Belatacept-based immunosuppression with simultaneous calcineurin inhibitor avoidance and early corticosteroid withdrawal: A prospective, randomized multicenter trial.

Autor: Woodle ES; University of Cincinnati College of Medicine, Cincinnati, Ohio., Kaufman DB; University of Wisconsin, Madison, Wisconsin., Shields AR; University of Cincinnati College of Medicine, Cincinnati, Ohio., Leone J; Tampa General Hospital, Tampa, Florida., Matas A; University of Minnesota, Minneapolis, Minnesota., Wiseman A; University of Colorado, Denver, Colorado., West-Thielke P; University of Illinois-Chicago, Chicago, Illinois., Sa T; Cincinnati Children's Hospital and Medical Center, Cincinnati, Ohio., King EC; University of Cincinnati College of Medicine, Cincinnati, Ohio.; Cincinnati Children's Hospital and Medical Center, Cincinnati, Ohio., Alloway RR; University of Cincinnati College of Medicine, Cincinnati, Ohio.
Jazyk: angličtina
Zdroj: American journal of transplantation : official journal of the American Society of Transplantation and the American Society of Transplant Surgeons [Am J Transplant] 2020 Apr; Vol. 20 (4), pp. 1039-1055. Date of Electronic Publication: 2020 Feb 06.
DOI: 10.1111/ajt.15688
Abstrakt: Simultaneous calcineurin inhibitor avoidance (CNIA) and early corticosteroid withdrawal (ESW) have not been achieved primarily due to excessive acute rejection.
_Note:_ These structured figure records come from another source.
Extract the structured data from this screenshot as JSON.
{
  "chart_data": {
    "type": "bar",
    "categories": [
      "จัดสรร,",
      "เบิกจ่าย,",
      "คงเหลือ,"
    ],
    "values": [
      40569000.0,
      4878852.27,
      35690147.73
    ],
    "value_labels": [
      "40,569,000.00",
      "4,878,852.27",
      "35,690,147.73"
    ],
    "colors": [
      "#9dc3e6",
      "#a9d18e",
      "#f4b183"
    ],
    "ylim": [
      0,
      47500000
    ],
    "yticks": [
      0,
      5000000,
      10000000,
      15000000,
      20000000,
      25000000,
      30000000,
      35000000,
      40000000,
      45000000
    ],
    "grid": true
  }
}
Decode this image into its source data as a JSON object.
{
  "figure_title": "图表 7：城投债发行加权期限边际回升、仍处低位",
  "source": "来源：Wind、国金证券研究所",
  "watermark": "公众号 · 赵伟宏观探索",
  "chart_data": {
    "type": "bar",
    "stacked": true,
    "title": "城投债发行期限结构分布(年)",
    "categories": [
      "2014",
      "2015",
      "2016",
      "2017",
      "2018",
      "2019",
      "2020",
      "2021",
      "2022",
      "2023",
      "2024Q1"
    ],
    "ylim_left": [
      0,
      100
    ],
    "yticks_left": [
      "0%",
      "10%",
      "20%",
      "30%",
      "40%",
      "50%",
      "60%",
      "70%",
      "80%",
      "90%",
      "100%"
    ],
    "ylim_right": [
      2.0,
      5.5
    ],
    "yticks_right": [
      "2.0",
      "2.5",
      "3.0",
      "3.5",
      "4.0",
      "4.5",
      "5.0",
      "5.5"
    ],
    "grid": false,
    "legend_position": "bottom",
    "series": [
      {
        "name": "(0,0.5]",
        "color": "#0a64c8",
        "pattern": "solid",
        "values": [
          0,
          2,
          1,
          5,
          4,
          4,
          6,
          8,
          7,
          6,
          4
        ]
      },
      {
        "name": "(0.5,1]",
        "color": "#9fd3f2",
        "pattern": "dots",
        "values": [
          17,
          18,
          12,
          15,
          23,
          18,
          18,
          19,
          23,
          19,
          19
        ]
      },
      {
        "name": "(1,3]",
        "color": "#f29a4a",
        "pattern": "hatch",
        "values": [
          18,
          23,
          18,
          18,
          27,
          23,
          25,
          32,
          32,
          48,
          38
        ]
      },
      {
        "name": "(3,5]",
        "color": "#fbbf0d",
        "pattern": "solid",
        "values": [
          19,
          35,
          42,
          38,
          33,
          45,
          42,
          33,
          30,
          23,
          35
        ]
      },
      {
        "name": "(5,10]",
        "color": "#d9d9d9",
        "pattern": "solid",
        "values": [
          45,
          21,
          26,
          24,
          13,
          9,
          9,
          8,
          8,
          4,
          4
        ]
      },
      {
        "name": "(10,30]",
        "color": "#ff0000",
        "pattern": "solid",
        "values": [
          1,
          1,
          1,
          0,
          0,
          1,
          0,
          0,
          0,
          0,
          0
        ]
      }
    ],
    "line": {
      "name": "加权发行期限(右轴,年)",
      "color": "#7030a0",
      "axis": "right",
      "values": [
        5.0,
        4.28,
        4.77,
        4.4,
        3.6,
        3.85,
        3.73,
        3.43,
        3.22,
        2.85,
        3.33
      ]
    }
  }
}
This trial compared 2 belatacept-based CNIA/ESW regimens with a tacrolimus-based ESW regimen. Kidney transplant recipients were randomized to receive alemtuzumab/belatacept, rabbit anti-thymocyte globulin (rATG)/belatacept, or rATG/tacrolimus. The combinatorial primary endpoint consisted of patient death, renal allograft loss, or a Modification of Diet in Renal Disease-calculated eGFR of <45 mL/min/1.73 m 2 at 12 months. Results are reported by treatment group (alemtuzumab/belatacept, rATG/belatacept, and rATG/tacrolimus). Superiority was not observed at 1 year for the primary endpoint (9/107 [8.4%], 15/104 [14.4%], and 14/105 [13.3%], respectively; P = NS) for either belatacept-based regimen. Differences were not observed for secondary endpoints (death, death-censored graft loss, or estimated glomerular filtration rates < 45 mL/min/1.73 m 2 ). Differences were observed in biopsy-proved acute cellular rejection (10.3%, 18.3%, and 1.9%, respectively) (P < .001), but not in antibody-mediated rejection, mixed acute rejection, or de novo donor-specific anti-HLA antibodies. Neurologic and electrolyte abnormality adverse events were less frequent under belatacept. Belatacept-based CNIA/ESW regimens did not prove to be superior for the primary or secondary endpoints. Belatacept-treated patients demonstrated an increase in biopsy-proved acute cellular rejection and reduced neurologic and metabolic adverse events. These results demonstrate that simultaneous CNIA/ESW is feasible without excessive acute rejection.
(© 2019 The American Society of Transplantation and the American Society of Transplant Surgeons.)